Debo reconocer que poca es mi experiencia en ferias internacionales del libro. Solo conozco una, la de Buenos Aires y bastante hace que no voy. Sucede que comenzó a producirme urticaria tanto circo en torno a eso de la “cultura”.
     Pero en fin, en mi carácter de profesor, de buen lector y de mal escritor, sentí algo así como un imperativo moral que me impelía a acudir sin falta a la cita. Una cita con la “cultura” cubana; y es muy interesante, pues eso que llamamos “cultura” es en realidad una propiedad, no una colección de objetos -libros, cuadros, piezas de teatro, partituras, etc.- ni mucho menos las personas que las producen. La cultura es una propiedad de la forma en que utilizamos las pautas o reglas para ejercer nuestra acción social y, de ese uso, eventualmente se derivan estos productos, feria incluida.
     Hechas las aclaraciones, entremos a la feria, o al menos intentémoslo, porque para quien no conoce las pautas culturales del lugar, puede ser toda una tarea.
Primero llegar
A la feria no se puede llegar caminando, pues se desarrolla en el Fuerte de los Tres Reyes Magos del Morro, para acceder al cual hay que atravesar un túnel exclusivamente vehicular. Cuando ya había decidido tomar un taxi y que me cobren lo que quieran, vista mi evidente situación de extranjero, es decir “turista”, me entero por casualidad que desde el Capitolio salen guaguas -como les llaman aquí a los colectivos- hacia la feria; hacia allí me dirijo, para viajar junto al pueblo o al menos entre las pautas argentinas, la intelectualidad menos pudiente-porque convengamos que “el pueblo” en Argentina no va ni por asomo a un evento tan fino  -y caro-. Al llegar veo lo que me temía: colas de incalculable gente esperando por las guaguas; pero la cosa no fue tan mal, me instalé en una de las colas que en realidad son amuchamientos donde el que llega pregunta quién es el último y así sabe detrás de quién le corresponde pasar, pues de hacer fila, nada. El caso es que justo a nuestra “cola” que era pequeña, llegó una guagua y logré pasar mientras que se producían desprendimientos vertiginosos desde las otras colas hacia la nuestra. Al fin la guagua asiló a nuestra cola y varias más y, cuando ya no cabía un alfiler, arrancó con el estruendo correspondiente. El grupo humano guagüero no se correspondía a lo que yo esperaba: no había intelectuales pelilargos con boina y pinta de psicobolches, ni señoras y/o señoritas paquetas, ni yuppies, ni nada de nada. Solo gente común y corriente, familias enteras, muchos adolescentes, ancianas/os octo/nonagenarios sobre los cuales me preguntaba si resistirían el viaje -lo hicieron- y todo el mundo como si fuera de picnic. Lo más llamativo era que casi nadie hablaba de la feria, ni de libros, ni de las conferencias, la firma de ejemplares, ni de las personalidades que estarían. Había más bien un ambiente dicharachero y algún “son” se desprendía de algún celular; y no se armó baile porque estábamos muy apretujados, que esta gente baila hasta esperando el semáforo. No se  respiraba, según estamos acostumbrados en Argentina, ningún respeto por la cultura.

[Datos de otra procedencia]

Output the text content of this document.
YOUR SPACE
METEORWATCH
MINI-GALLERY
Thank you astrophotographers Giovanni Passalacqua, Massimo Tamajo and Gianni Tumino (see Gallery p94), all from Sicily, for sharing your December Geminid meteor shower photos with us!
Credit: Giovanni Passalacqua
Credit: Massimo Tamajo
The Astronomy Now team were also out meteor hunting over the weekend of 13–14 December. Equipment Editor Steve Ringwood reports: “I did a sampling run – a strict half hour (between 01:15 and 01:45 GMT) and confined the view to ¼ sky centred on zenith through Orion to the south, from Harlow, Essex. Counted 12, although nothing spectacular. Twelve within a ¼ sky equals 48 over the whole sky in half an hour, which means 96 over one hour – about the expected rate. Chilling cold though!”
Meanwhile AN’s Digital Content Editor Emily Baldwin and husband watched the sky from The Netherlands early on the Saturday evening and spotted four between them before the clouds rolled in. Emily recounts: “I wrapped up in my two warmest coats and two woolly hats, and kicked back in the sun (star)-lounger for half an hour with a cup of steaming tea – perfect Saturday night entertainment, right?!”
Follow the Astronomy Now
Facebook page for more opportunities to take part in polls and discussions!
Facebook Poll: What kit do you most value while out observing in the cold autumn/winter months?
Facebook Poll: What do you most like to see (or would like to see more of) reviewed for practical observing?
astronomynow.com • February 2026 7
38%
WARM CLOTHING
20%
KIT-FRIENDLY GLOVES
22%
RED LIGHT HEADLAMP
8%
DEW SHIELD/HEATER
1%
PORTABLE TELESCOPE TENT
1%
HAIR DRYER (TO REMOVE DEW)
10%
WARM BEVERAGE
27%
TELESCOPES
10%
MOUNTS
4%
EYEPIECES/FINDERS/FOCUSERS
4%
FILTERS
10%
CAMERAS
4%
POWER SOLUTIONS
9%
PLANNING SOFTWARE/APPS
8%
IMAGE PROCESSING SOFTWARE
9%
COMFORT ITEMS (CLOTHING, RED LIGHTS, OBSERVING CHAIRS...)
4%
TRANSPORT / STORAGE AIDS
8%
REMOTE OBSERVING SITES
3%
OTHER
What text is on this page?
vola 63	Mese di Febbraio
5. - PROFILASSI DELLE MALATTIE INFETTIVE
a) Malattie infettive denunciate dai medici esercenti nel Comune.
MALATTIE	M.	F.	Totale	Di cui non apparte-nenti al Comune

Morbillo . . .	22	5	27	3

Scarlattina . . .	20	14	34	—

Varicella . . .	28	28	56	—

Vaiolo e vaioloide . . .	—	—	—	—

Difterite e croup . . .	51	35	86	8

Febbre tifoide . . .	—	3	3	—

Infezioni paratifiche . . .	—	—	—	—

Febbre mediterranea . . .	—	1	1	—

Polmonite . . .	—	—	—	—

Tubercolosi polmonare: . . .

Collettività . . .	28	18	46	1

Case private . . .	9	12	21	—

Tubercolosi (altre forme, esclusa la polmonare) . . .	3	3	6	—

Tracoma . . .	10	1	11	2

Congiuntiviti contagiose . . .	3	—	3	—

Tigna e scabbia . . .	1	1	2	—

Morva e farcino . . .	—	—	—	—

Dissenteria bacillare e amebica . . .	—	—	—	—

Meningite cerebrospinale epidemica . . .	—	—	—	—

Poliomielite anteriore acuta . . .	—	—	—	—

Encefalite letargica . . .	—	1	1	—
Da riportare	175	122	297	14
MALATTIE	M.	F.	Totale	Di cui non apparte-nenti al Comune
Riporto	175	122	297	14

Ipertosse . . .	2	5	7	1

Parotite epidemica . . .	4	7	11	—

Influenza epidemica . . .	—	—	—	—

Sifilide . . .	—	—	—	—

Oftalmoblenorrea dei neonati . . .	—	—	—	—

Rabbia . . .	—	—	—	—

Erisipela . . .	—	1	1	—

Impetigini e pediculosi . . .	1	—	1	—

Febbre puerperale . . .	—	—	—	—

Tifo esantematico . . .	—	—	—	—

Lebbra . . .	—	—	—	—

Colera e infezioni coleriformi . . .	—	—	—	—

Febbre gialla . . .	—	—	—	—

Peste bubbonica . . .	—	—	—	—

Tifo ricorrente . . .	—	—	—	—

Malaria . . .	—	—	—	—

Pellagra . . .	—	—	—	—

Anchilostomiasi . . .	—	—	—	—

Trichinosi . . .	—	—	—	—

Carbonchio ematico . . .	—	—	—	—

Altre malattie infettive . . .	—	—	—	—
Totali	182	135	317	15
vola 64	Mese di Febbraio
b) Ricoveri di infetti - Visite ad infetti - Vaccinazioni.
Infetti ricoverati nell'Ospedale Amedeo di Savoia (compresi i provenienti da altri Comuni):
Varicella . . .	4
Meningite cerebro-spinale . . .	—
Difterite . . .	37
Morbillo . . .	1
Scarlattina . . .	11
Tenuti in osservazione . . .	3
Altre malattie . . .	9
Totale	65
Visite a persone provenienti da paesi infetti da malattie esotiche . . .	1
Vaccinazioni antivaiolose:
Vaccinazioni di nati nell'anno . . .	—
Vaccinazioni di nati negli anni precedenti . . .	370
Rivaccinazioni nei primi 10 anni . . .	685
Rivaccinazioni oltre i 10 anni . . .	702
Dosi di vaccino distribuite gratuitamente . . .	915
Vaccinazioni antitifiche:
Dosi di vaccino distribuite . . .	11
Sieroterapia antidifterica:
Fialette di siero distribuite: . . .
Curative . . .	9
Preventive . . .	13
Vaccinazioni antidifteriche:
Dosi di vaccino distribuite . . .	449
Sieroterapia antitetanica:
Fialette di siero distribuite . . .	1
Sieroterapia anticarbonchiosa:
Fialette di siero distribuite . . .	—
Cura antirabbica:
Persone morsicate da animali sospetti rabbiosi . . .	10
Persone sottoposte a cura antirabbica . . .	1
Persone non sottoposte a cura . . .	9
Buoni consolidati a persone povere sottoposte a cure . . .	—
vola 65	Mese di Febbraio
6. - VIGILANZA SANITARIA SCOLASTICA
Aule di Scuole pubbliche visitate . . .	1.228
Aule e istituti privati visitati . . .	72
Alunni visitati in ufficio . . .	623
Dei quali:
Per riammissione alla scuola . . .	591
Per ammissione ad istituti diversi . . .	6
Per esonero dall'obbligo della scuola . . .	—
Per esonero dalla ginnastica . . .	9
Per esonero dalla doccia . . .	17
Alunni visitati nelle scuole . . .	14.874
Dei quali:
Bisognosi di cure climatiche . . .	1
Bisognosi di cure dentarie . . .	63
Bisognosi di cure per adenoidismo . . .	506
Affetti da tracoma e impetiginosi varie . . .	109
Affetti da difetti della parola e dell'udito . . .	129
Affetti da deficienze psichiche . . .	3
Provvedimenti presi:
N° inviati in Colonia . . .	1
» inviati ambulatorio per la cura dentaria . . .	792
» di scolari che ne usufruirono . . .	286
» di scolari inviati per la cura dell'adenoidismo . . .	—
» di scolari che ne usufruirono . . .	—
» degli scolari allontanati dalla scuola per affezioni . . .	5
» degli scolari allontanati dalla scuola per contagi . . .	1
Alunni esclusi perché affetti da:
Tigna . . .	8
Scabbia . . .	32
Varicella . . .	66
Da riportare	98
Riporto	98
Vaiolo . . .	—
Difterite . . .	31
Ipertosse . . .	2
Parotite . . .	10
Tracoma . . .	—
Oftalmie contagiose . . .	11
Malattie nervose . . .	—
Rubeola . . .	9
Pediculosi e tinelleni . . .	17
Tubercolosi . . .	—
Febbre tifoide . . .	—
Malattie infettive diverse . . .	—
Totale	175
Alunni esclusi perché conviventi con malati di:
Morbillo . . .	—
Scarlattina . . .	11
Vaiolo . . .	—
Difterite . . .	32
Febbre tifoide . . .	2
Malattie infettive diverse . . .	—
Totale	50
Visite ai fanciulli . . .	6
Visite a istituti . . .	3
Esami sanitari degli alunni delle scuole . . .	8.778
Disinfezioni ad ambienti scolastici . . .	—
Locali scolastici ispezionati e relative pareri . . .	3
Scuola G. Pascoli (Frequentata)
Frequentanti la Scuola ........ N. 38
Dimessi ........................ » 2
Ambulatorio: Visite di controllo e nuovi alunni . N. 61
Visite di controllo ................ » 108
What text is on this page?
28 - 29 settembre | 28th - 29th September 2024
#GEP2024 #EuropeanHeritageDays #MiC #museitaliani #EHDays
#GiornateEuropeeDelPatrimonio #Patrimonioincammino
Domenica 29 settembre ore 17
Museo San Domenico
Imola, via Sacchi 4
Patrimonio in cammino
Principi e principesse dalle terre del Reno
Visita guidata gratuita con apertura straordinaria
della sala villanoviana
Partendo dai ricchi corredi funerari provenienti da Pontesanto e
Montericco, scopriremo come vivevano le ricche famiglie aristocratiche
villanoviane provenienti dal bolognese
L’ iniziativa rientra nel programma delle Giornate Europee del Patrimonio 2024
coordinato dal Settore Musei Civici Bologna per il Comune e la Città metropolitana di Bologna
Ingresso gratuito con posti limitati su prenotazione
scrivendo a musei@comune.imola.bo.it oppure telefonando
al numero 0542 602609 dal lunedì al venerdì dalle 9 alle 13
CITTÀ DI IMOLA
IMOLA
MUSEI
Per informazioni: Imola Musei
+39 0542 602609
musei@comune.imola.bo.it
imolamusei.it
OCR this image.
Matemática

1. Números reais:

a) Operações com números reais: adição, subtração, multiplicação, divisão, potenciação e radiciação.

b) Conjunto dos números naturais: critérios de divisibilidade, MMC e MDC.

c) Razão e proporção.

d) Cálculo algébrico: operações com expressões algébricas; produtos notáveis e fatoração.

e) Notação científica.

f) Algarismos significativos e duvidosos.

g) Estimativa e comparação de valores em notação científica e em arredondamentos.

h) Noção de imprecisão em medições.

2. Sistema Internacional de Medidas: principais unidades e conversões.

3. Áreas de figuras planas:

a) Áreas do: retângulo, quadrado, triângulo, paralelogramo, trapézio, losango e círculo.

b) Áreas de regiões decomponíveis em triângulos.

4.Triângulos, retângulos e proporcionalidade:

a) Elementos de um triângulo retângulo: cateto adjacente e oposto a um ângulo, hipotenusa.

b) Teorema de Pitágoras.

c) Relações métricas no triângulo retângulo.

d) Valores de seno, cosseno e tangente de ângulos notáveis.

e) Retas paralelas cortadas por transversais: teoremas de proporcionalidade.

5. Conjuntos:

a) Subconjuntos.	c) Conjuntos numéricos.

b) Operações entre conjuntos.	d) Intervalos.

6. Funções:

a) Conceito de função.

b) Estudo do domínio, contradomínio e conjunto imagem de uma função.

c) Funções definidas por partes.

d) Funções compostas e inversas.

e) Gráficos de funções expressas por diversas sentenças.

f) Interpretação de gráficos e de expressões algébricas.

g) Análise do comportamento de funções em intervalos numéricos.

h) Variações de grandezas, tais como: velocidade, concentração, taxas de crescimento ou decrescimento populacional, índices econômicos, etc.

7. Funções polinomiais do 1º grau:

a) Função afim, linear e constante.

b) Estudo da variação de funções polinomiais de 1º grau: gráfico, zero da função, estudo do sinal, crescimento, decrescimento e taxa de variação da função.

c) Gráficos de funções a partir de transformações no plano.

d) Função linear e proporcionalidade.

     La Fortaleza del Morro (vamos a abreviar) es una plaza bellísima de principios de la época colonial, ideal para el evento dados sus grandes espacios abiertos e innumerables dependencias donde alojar pabellones. La guagua nos depositó a buena distancia del ingreso y de nuevo una marea humana, pero esta vez multiplicada al infinito, queriendo llegar hasta la entrada o hasta la cola para sacar la entrada. Por suerte ya tenía la mía, comprada días antes en una librería, y fui directo al ingreso. Para eso tuve que atravesar un kilómetro de puestos diversos ¿Merchandaising? ¿Ong’s? ¿Libreros “off the feria”? Naaaa… ¡comida!, de la quieran, comida y nada más comida; un puesto al lado del otro y todos abarrotados como si fuera la última comilona. Desde que pisé La Habana me han llamado la atención los puestos de comida por todos lados, todos trabajando, las 24 horas. La gente come en la calle sin parar y la feria no era una excepción. Nada de Mc Donalds, “burritos”, “superpanchos”, KFC o cualquiera de esas chatarras “gourmet” que comemos nosotros en vistosas cajitas y sentados. Acá van las pizzas, el chorizo, las fritangas, y muchos dulces, todo envuelto en papel de estraza. Algunos puestos estatales y otros particulares, nada de cadenas internacionales ni cadenas de frío. Y helados por doquier ¡Este pueblo AMA el helado! –y la cerveza y el ron, que aquí se pueden beber en la calle y todo el mundo lo hace a toda hora-.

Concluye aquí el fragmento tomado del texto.